We started out in a public square in Charleston, tagging
along after a fellow dressed in pirate get-up, and made our first stop at a
pub. We ordered brews -- I had a White
Thai, a local Belgian-inspired beer made with lemongrass and ginger root. We
drank out back in the courtyard, amid the ruins of an old bank vault, as the
pirate told us about the history of the Blind Tiger Pub and the state
Prohibition-type laws that gave the pub its name.
At our next pub stop, Griffon, we heard a tale about a pirate, Anne Bonney, who set sail from Charlestown disguised as a man, and at the next, South End, about the man who hanged himself on the third floor of the building. Then we went up to South End's third-floor bar. Whaddya mean, his ghost never left the building? Did that chair just move on its own?

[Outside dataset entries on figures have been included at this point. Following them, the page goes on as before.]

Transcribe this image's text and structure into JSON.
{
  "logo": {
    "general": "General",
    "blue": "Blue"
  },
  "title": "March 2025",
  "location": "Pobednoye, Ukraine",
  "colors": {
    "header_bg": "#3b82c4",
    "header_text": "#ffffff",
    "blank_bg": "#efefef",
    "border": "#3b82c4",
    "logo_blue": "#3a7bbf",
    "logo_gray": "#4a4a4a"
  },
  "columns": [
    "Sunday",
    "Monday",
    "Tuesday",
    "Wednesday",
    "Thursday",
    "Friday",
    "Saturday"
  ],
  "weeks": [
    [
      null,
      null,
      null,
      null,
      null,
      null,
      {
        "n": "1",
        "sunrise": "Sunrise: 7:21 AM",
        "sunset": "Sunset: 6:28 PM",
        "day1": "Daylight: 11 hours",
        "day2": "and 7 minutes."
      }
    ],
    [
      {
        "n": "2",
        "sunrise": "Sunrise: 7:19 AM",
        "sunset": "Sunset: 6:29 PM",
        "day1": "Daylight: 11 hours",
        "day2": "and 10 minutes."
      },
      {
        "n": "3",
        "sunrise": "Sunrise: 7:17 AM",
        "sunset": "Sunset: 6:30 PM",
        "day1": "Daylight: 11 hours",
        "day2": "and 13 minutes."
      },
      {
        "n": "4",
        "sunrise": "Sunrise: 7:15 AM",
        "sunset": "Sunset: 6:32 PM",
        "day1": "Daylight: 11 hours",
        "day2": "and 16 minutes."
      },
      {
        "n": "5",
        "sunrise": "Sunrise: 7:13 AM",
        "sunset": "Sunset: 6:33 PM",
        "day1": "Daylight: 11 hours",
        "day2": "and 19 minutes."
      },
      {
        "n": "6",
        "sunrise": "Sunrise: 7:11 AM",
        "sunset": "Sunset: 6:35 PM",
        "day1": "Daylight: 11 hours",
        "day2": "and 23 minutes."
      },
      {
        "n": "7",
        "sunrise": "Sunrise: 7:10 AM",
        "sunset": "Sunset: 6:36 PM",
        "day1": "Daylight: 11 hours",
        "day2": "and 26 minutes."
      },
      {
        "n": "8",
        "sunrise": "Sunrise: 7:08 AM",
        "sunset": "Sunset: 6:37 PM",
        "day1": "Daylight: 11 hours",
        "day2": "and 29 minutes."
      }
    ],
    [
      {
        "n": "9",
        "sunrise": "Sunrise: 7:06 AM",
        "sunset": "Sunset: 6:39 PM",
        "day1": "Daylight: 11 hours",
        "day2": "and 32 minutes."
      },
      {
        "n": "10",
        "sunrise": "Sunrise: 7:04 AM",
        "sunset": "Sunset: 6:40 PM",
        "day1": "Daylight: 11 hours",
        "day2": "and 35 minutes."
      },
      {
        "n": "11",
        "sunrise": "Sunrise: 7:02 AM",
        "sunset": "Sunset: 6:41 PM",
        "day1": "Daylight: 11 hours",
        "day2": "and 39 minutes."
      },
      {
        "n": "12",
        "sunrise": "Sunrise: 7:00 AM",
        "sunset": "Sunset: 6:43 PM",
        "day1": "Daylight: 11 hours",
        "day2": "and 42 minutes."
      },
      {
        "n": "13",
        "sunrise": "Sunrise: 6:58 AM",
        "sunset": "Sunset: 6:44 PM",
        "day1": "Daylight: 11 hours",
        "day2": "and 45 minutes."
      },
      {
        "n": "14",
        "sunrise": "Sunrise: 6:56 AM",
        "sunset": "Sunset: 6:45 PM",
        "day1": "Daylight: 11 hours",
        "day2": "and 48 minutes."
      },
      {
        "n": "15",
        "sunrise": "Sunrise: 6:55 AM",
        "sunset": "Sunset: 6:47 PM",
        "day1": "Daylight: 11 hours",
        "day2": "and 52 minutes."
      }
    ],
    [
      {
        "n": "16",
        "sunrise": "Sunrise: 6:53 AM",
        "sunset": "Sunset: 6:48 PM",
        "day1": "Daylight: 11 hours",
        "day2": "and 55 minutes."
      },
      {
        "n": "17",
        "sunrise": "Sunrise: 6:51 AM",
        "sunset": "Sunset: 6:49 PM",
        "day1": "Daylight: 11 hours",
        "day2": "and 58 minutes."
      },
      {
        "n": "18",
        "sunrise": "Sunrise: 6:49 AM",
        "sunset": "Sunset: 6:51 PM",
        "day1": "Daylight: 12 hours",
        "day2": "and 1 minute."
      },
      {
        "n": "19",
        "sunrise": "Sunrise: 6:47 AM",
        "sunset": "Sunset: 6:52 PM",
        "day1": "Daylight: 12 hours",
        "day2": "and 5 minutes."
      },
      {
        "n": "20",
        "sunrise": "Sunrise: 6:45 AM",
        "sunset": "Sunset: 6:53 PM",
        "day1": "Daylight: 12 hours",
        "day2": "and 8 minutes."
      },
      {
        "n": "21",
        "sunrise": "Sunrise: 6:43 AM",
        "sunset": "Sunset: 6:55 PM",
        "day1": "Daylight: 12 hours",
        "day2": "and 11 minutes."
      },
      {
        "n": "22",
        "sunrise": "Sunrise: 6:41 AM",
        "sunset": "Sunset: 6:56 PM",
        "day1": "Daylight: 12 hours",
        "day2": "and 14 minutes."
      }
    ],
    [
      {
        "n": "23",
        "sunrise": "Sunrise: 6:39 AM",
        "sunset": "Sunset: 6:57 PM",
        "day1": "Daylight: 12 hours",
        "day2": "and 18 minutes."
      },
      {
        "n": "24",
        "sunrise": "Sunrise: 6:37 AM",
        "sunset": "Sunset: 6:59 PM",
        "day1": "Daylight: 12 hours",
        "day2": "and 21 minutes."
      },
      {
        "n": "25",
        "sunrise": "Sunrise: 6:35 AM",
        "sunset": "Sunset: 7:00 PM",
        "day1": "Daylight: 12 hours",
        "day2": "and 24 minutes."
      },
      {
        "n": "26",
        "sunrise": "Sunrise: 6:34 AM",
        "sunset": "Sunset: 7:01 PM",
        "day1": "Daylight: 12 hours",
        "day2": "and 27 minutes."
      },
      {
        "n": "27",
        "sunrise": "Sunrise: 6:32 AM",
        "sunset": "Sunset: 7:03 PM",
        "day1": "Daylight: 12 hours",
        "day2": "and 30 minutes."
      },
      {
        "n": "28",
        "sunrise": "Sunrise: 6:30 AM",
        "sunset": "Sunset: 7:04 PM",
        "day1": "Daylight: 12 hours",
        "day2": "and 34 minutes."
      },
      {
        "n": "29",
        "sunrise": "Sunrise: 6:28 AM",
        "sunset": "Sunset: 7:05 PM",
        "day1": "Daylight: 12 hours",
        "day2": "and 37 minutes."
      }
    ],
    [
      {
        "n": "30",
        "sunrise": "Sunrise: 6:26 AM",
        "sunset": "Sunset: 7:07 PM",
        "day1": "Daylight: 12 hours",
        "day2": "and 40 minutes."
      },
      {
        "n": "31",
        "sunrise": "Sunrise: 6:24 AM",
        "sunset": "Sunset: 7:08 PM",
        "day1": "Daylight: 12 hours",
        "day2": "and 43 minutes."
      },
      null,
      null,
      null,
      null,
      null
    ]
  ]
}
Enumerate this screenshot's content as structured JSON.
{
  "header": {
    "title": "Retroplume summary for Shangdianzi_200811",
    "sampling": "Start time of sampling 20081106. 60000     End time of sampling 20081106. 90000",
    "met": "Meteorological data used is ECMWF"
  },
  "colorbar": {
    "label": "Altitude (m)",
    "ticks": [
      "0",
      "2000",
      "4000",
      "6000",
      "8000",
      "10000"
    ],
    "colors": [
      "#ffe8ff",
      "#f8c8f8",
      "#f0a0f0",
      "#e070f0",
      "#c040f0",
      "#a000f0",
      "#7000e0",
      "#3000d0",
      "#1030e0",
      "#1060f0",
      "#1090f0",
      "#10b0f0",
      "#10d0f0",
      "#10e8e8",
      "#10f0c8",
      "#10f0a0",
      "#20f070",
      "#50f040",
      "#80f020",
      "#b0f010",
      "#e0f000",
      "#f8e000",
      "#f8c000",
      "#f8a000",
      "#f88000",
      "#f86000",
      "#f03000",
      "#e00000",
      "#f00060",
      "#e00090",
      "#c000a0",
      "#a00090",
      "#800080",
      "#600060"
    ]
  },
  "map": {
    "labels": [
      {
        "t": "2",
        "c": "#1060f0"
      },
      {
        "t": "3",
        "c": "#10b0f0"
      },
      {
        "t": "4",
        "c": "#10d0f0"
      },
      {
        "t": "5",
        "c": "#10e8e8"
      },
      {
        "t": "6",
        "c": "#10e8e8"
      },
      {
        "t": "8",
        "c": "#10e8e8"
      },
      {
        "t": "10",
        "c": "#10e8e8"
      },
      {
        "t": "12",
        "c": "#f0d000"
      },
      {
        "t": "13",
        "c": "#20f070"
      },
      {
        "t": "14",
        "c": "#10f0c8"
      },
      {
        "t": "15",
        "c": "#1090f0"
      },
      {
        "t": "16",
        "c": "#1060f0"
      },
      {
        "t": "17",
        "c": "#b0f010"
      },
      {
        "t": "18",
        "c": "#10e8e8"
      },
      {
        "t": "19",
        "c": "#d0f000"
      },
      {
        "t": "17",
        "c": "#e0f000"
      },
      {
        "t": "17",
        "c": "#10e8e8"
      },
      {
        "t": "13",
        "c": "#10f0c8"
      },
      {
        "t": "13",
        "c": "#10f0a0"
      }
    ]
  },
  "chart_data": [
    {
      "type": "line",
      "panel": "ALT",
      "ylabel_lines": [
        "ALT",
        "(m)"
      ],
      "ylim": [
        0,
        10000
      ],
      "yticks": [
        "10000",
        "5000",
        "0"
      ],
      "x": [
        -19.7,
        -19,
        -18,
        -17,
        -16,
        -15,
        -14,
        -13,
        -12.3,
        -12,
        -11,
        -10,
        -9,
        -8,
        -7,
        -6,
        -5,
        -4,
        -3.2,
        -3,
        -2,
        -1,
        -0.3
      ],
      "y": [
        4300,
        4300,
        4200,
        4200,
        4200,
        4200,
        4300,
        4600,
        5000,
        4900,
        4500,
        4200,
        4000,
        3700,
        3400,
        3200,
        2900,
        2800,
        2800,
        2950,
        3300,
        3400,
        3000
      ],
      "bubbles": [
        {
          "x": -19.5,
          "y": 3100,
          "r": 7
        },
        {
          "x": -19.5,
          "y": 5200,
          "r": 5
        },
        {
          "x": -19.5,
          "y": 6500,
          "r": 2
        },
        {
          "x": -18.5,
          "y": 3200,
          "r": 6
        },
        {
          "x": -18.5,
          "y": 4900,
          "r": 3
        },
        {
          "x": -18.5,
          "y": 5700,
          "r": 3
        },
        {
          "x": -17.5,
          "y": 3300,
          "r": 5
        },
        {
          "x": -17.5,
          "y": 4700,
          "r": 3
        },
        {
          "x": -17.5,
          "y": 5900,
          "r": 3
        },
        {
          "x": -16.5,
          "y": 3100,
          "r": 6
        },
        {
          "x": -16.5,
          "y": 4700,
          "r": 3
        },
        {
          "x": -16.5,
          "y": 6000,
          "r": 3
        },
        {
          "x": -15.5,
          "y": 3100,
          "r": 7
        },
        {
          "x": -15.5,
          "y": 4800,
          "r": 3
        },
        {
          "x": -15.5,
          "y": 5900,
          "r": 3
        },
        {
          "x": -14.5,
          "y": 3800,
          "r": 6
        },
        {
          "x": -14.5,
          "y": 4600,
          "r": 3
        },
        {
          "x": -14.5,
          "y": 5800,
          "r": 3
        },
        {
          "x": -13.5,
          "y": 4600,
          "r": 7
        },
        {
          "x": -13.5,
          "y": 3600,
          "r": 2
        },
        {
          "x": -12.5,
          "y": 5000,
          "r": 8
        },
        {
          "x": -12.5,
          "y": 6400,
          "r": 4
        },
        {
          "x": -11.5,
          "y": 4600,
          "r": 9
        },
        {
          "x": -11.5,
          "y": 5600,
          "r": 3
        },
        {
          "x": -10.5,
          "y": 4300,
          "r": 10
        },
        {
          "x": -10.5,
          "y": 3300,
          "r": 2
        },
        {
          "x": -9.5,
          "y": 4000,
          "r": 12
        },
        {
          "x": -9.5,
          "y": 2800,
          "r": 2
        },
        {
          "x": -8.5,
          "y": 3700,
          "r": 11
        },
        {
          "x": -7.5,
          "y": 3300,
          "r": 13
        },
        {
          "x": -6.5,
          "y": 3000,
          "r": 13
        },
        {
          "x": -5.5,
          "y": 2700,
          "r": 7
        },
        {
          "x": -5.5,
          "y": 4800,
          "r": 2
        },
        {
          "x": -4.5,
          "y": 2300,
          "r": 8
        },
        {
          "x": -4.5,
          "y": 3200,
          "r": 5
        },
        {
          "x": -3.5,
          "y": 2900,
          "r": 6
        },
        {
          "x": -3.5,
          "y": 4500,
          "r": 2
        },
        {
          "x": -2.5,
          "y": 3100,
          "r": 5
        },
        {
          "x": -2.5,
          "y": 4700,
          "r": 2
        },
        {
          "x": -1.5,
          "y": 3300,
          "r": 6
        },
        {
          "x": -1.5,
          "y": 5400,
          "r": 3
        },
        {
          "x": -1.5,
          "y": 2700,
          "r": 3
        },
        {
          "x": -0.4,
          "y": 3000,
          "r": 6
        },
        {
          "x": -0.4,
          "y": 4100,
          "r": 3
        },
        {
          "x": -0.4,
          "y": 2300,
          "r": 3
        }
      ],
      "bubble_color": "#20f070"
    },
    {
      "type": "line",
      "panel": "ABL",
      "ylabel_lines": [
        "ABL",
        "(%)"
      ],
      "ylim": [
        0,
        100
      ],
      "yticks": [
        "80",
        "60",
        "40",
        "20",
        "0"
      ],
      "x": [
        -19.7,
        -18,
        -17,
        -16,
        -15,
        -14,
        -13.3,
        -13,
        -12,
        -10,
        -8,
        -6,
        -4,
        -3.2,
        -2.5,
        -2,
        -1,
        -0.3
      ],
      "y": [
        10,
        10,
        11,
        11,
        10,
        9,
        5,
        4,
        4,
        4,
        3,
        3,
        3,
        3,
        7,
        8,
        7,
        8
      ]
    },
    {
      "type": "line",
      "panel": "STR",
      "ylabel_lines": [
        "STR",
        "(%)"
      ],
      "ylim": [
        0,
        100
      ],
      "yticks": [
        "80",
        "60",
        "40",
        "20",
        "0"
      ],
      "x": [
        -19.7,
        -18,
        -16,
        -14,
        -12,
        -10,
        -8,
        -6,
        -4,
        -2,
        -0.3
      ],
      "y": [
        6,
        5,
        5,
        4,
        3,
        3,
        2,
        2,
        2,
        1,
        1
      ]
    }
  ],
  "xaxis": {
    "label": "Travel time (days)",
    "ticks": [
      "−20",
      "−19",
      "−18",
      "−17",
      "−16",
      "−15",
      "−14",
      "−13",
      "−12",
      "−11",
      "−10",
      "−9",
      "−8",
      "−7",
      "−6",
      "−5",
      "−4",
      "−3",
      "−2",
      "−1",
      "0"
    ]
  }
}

We were on an Oktoberfest walking tour of Charleston's historic pubs (a slightly different version of the tour is available year-round), and there was plenty of fodder for our visits to four pubs. In one of North America's oldest cities -- and a port city at that -- even the taverns have colonial-era histories.
The tour was scheduled to run from 5-8p.m., and our pirate-guide, Mike Coker, told us it's often closer to 8:30, depending on how much we eat at the pubs and how much he talks. Mike knows his local history -- he's written a couple books on Charleston -- and was quite entertaining. Plus, we were a congenial group. So by 8:30, we were just arriving at pub no. 4, Tommy Condon's.
Click here for information on the Charles Towne Pub Stroll. Unless you've been in training, four beers plus some pub
food is plenty to consume. Don't kid yourself that you can walk it all off that
night. But the tales are calorie-free.